“I get it now.”
Beth Greene’s final words are a cruel joke; whatever she gets, no one else does, as the long lost Greene girl plunges a small pair of scissors into Officer Dawn Lerner’s shoulder, receiving a bullet to the head in return.
The midseason finale of The Walking Dead, titled “Coda,” brings the Beth storyline to a chaotic conclusion, her proverbial torch snuffed immediately after she rejoins her tribe. After the season began with three of the strongest, swiftest episodes The Walking Dead has ever offered up, the previous five hours have all been building up to this violent meeting-of-the-minds between the Rick Grimes Gang and the goons at Grady Hospital. The goal was simple: Get Beth and Carol out alive. Consider that mission only halfway accomplished.

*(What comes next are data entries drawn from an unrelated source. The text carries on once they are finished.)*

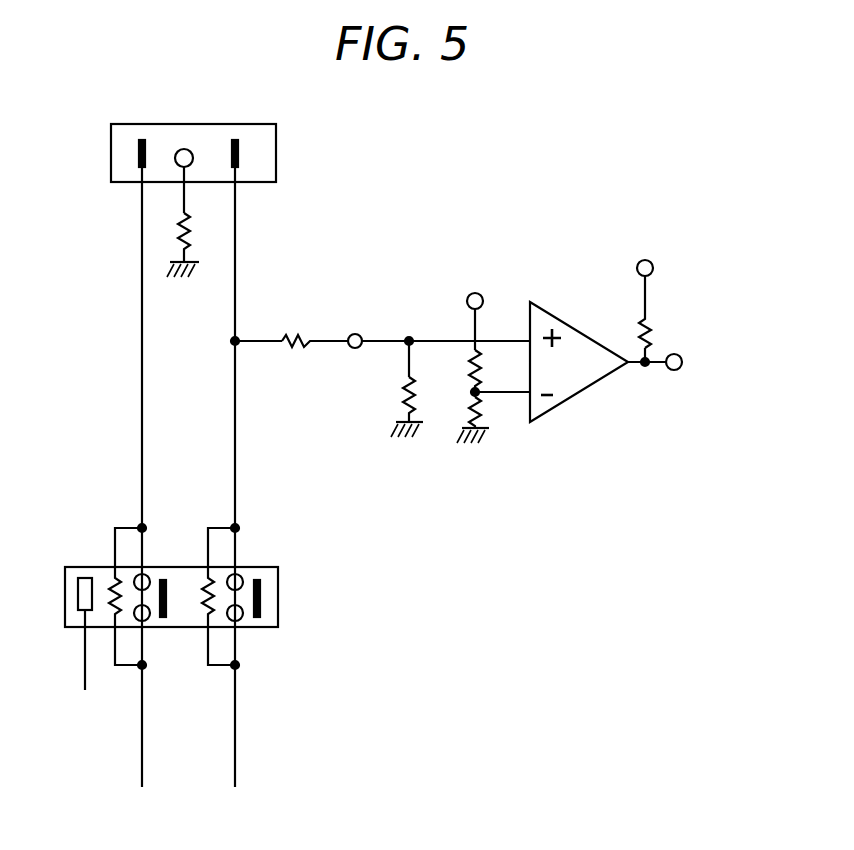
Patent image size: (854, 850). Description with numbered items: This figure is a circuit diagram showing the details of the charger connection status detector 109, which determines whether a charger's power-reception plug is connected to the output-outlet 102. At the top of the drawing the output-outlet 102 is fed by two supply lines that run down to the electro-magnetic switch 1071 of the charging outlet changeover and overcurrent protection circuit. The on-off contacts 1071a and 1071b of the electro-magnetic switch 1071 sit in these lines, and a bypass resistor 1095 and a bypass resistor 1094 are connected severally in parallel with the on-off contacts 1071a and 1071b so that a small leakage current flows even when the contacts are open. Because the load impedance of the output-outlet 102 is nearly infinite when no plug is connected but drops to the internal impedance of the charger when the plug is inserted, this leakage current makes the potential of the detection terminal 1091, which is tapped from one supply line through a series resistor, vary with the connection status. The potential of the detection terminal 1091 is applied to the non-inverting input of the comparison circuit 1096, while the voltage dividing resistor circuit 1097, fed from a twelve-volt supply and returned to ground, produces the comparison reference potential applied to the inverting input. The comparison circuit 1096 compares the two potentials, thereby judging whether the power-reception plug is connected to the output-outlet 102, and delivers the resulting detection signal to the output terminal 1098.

The output-outlet 102 is at (276, 147).
The charger connection status detector 109 is at (486, 386).
The detection terminal 1091 is at (362, 337).
The comparison circuit 1096 is at (575, 284).
The voltage dividing resistor circuit 1097 is at (462, 403).
The output terminal 1098 is at (680, 357).
The electro-magnetic switch 1071 is at (212, 601).
The on-off contact 1071a is at (147, 597).
The on-off contact 1071b is at (242, 597).
The bypass resistor 1095 is at (105, 585).
The bypass resistor 1094 is at (205, 597).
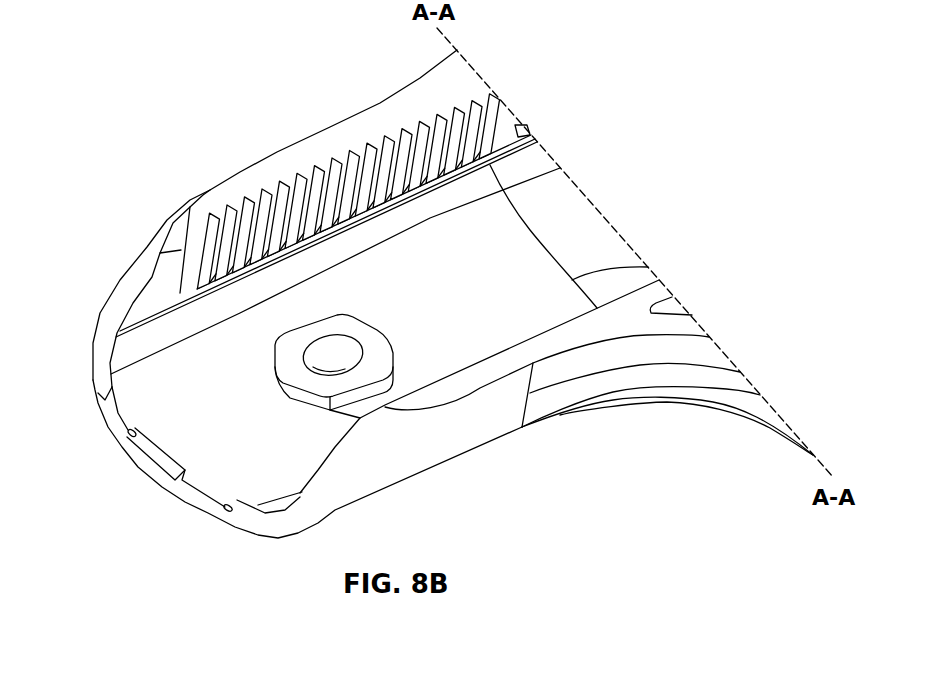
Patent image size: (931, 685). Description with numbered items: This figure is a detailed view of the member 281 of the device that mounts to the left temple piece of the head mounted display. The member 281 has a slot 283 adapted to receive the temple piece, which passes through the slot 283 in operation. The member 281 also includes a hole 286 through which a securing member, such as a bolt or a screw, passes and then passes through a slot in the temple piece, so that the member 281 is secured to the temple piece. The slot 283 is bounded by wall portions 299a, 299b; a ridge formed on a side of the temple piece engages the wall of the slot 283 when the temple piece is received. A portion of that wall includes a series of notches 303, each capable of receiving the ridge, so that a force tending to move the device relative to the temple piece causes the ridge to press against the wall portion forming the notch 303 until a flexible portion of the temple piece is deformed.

The member 281 is at (280, 135).
The notches 303 is at (396, 226).
The hole 286 is at (360, 334).
The wall 299a is at (168, 305).
The wall 299b is at (322, 447).
The slot 283 is at (146, 408).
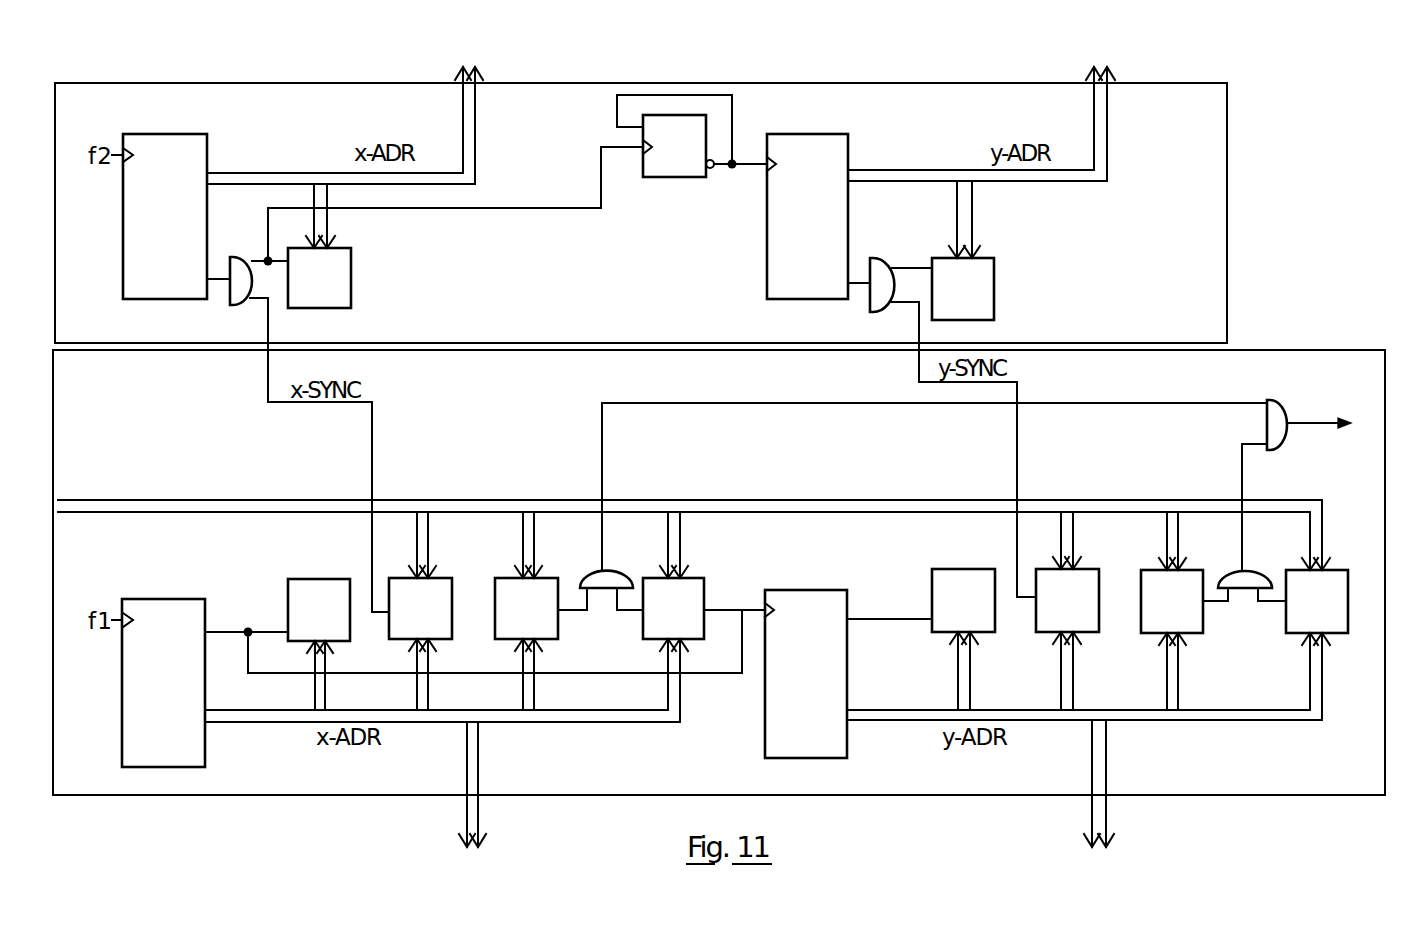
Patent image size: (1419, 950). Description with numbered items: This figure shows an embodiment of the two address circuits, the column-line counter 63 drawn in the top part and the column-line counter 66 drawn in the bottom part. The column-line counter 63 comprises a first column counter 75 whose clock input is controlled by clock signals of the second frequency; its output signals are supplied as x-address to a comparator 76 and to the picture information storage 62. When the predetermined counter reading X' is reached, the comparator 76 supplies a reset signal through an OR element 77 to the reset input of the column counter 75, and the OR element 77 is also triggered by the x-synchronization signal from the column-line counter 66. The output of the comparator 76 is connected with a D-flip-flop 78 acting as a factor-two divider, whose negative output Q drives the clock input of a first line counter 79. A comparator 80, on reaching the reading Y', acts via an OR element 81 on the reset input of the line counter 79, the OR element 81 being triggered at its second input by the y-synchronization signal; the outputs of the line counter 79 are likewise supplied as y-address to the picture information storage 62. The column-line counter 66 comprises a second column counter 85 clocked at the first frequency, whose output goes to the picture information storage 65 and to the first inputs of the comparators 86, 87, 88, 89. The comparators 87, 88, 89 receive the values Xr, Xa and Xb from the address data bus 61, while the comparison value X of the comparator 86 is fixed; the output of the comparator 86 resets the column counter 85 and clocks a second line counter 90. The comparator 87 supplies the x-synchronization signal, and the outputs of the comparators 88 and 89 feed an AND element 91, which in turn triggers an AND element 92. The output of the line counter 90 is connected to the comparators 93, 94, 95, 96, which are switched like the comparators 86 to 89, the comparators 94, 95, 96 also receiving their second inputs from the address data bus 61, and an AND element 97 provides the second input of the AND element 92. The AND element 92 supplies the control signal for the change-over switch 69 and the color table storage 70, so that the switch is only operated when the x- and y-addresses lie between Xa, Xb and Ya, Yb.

The address data bus 61 is at (174, 500).
The picture information storage 62 is at (661, 111).
The column-line counter 63 is at (1227, 250).
The picture information storage 65 is at (786, 798).
The column-line counter 66 is at (1385, 655).
The change-over switch 69 is at (1313, 445).
The color table storage 70 is at (1345, 443).
The first column counter 75 is at (192, 141).
The comparator 76 is at (351, 294).
The OR element 77 is at (240, 304).
The D-flip-flop 78 is at (676, 178).
The first line counter 79 is at (838, 135).
The comparator 80 is at (994, 288).
The OR element 81 is at (886, 310).
The second column counter 85 is at (185, 601).
The comparator 86 is at (339, 580).
The comparator 87 is at (441, 577).
The comparator 88 is at (549, 577).
The comparator 89 is at (700, 575).
The second line counter 90 is at (814, 592).
The AND element 91 is at (614, 573).
The AND element 92 is at (1282, 408).
The comparator 93 is at (980, 571).
The comparator 94 is at (1090, 572).
The comparator 95 is at (1192, 575).
The comparator 96 is at (1299, 573).
The AND element 97 is at (1253, 572).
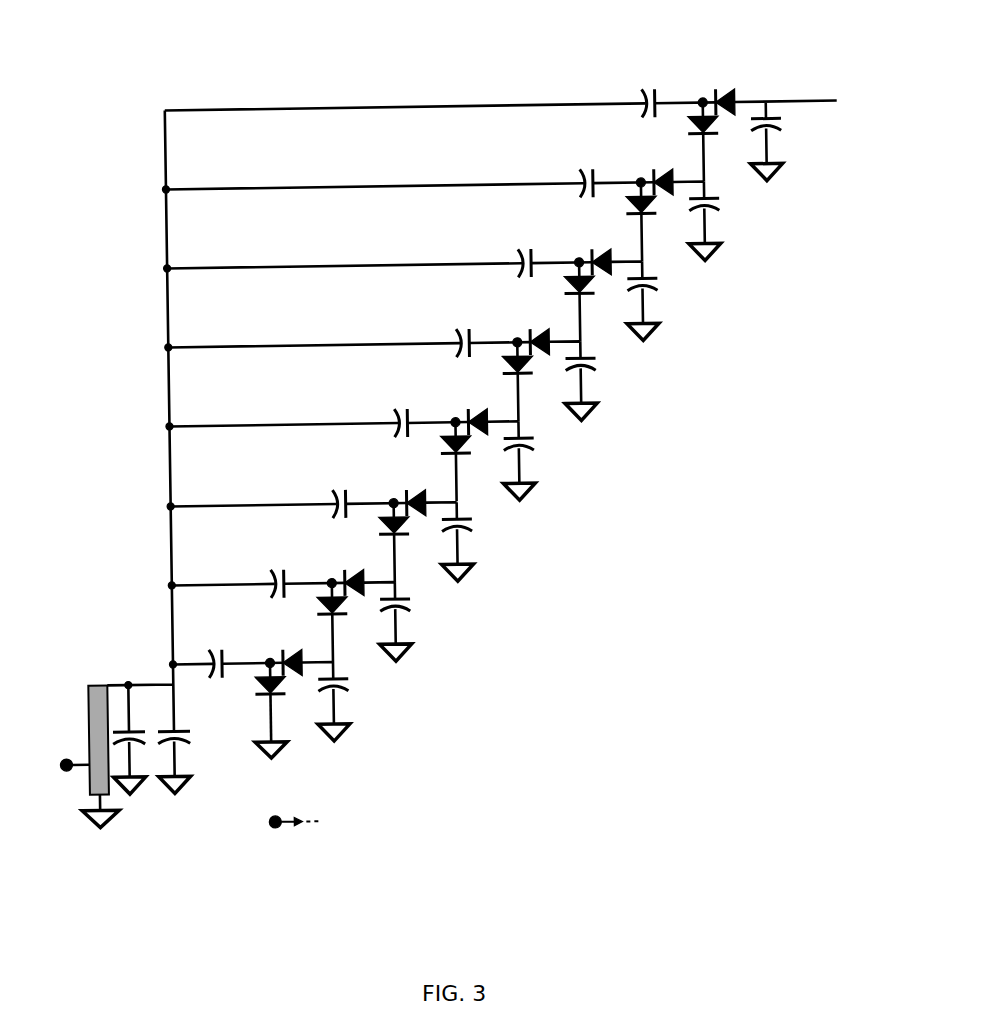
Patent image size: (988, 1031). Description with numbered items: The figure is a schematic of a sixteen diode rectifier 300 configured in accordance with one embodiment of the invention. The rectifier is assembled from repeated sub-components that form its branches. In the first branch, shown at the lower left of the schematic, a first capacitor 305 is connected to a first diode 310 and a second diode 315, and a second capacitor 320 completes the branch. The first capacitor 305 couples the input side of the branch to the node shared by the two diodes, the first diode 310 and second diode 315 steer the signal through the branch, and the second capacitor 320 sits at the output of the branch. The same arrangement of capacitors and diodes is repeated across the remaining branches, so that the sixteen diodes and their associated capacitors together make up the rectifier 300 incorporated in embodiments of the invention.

The sixteen diode rectifier 300 is at (63, 35).
The first capacitor 305 is at (211, 692).
The first diode 310 is at (276, 697).
The second diode 315 is at (291, 678).
The second capacitor 320 is at (347, 692).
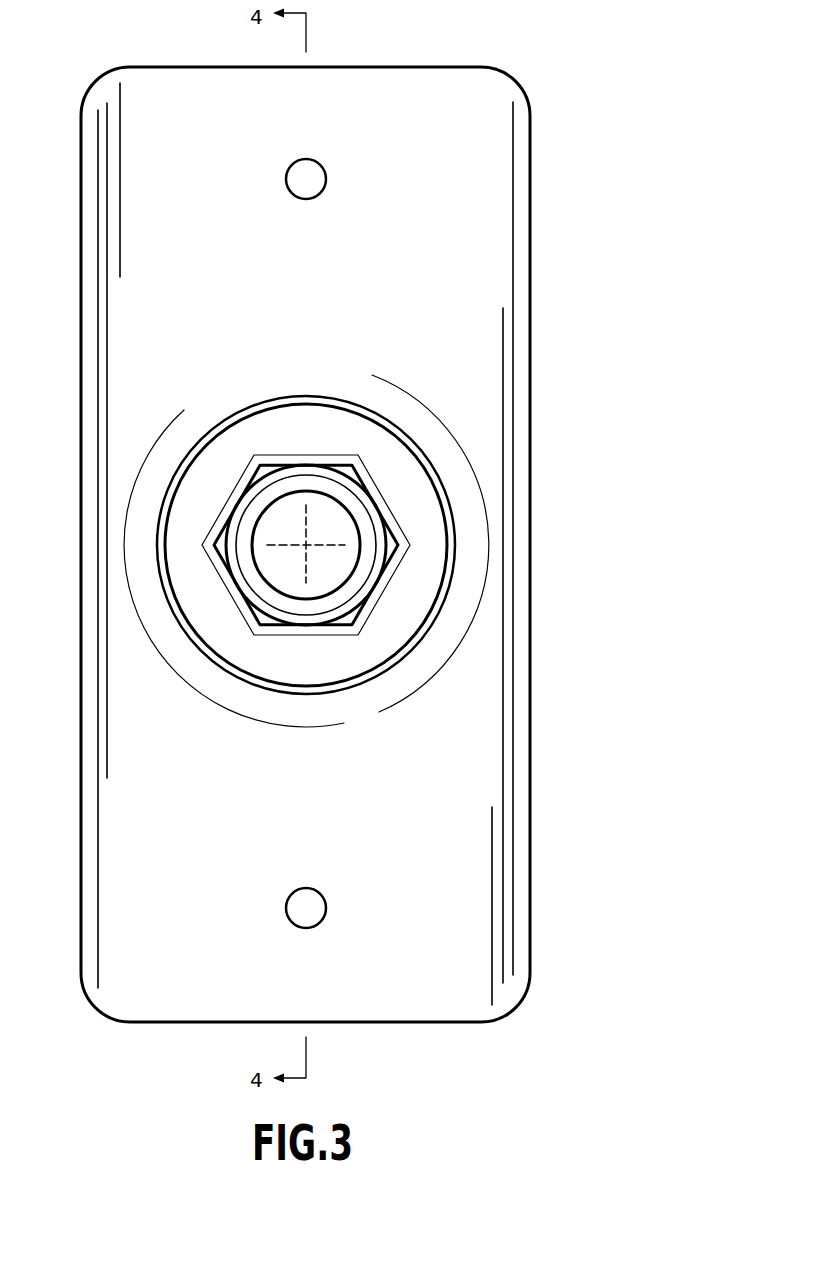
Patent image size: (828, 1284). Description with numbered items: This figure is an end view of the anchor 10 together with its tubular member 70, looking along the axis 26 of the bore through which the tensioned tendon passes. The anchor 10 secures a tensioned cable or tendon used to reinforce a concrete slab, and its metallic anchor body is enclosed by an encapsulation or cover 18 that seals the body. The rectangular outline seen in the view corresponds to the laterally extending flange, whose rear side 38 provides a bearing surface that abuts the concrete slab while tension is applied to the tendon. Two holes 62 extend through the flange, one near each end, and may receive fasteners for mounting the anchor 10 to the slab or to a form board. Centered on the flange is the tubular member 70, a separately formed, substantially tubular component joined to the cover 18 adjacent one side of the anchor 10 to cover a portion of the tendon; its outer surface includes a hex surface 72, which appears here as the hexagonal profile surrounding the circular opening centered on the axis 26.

The anchor 10 is at (598, 250).
The cover 18 is at (581, 729).
The axis 26 is at (306, 545).
The rear side 38 is at (509, 846).
The holes 62 is at (312, 172).
The tubular member 70 is at (348, 612).
The hex surface 72 is at (253, 612).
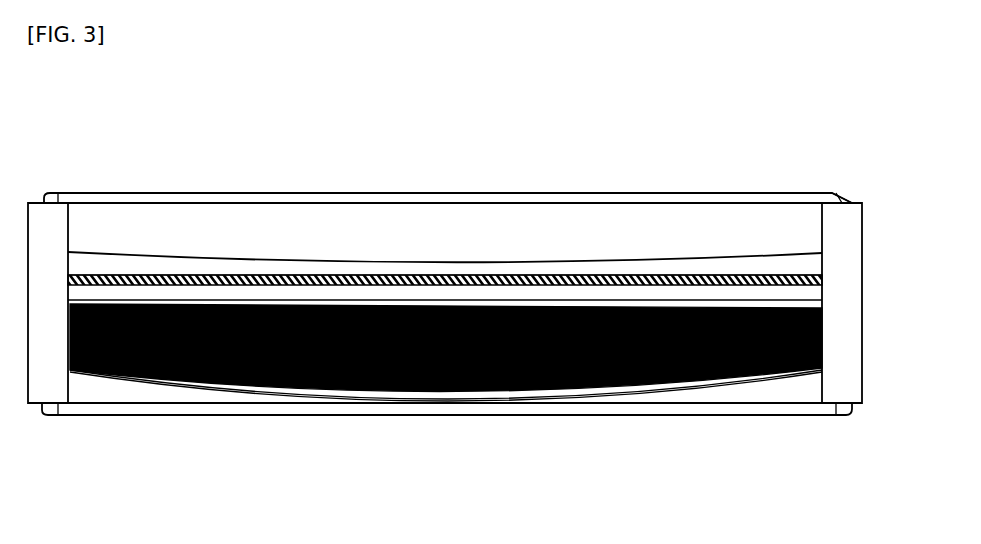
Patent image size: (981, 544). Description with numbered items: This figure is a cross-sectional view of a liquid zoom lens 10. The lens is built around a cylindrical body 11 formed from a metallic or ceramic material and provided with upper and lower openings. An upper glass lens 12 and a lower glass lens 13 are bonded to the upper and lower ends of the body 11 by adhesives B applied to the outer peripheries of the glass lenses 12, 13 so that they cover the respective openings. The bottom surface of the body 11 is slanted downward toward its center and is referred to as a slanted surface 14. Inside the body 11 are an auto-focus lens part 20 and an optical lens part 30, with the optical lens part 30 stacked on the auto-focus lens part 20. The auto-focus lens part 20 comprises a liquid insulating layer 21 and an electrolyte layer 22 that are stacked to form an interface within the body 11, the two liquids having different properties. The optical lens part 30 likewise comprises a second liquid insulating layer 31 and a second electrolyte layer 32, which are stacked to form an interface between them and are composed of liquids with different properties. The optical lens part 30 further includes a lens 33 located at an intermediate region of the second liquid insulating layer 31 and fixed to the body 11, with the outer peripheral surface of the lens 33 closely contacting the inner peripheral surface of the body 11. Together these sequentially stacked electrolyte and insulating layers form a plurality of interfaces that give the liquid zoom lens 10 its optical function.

The liquid zoom lens 10 is at (790, 127).
The cylindrical body 11 is at (862, 300).
The glass lens 12 is at (301, 200).
The glass lens 13 is at (299, 410).
The slanted surface 14 is at (220, 388).
The auto-focus lens part 20 is at (393, 485).
The liquid insulating layer 21 is at (413, 397).
The electrolyte layer 22 is at (469, 378).
The optical lens part 30 is at (555, 128).
The second liquid insulating layer 31 is at (536, 268).
The second electrolyte layer 32 is at (475, 223).
The lens 33 is at (421, 279).
The adhesives B is at (850, 192).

Beth’s brains weren’t on the wall until the finale’s final few minutes, but the writing was all over it much earlier in the episode. Beth stood front and center in terms of screen time, trading stories and philosophies with Officer Dawn; she even aids Dawn in murdering another cop, thereby cementing her status as “cop killer.” Really, Beth and Dawn seem to be simpatico for most of the hour; where did their flowering friendship go wrong?
The tables turn during the hostage negotiation. Rick successfully trades two of Dawn’s cops for his two people, but Dawn gets greedy, derailing the deal by demanding the return of Noah, the lollipop-hoarder who escaped Grady some weeks earlier. Rick refuses to surrender Noah, and Dawn refuses Rick’s refusal. Bloodshed seems imminent until Noah voluntarily surrenders, sacrificing himself for the greater good.
And then it’s Beth’s turn. For whatever reason, Dawn demanding Noah is enough to destroy whatever trust Beth and Dawn built with one another in the past handful of episodes, never mind this past hour. Beth stares Dawn in the eye, delivers those four confusing final words, wields her scissors, and eats a bullet for her bravery. Dawn dies in turn, as a distraught Daryl Dixon immediately avenges Beth by shooting Grady’s top cop in the forehead.
For their part, the Gradies don’t seem to mind. They were looking to get Dawn out of power at some point anyway; now that she’s dead, they’re totally fine with Rick and friends, going so far as to offer them continued shelter. Rick denies them, and offers them the chance to join the Rick Grimes Gang. It appears that no one accepts Rick’s offer except for Noah.
Moments later, the entire group reunites outside of the hospital. Team GREATM drives up in their firetruck alongside recently reunited pals Michonne, Carl, Judith and Gabriel. Out comes Rick, Tyreese, Sasha, Noah, Carol and Daryl, holding Beth’s body in his arms. Maggie falls to her knees at the sight of her dead sister; officially, Maggie is the final Greene on the field. (Not for anything, but where was Maggie’s interest in her sister before the midseason finale? How many times has she mentioned Beth’s name since the prison blew up? Twice? Anyway.)
It’s hard to know where The Walking Dead will go in the wake of Beth’s senseless death. For the first time in a while, the show lacks a clear next step. There’s no one to rescue, no one to murder. Eugene lied, so there’s no plague to purge. There’s no obvious shelter, seeing that Rick turned down Grady, and considering the state of Father Gabriel’s church, overrun with walkers. Right now, there’s little more than the open road; the world is Rick’s flesh-hungry oyster.
Wherever we go from here, it involves Morgan Jones: Rick’s old friend, first seen in the pilot episode, then again in season three’s “Clear,” and as recently as the tail-end of the season five premiere. Once again, Morgan shows up in “Coda” during a post-credits scene, making his way to Father Gabriel’s abandoned church, seemingly weeks after Rick left. On the ground, Gabriel sees a crumpled piece of paper: Abraham’s map to Washington, D.C., the one that boldly declares: “The world needs Rick Grimes.”
So, Morgan knows that Rick is alive, and potentially nearby. But is that information enough on its own? Unless Morgan is heading to Washington to join the Walking Dead spinoff, it seems as if the show is moving toward the nation’s capital, regardless of Eugene’s lie. It’s a curious direction for our group, but at least it’s forward momentum. After all, it’s as the late cannibal king Gareth said in the season premiere, and the increasingly feral Rick said in the midseason finale: “We can’t go back, Bob.” Let’s hope the show lives up to that promise.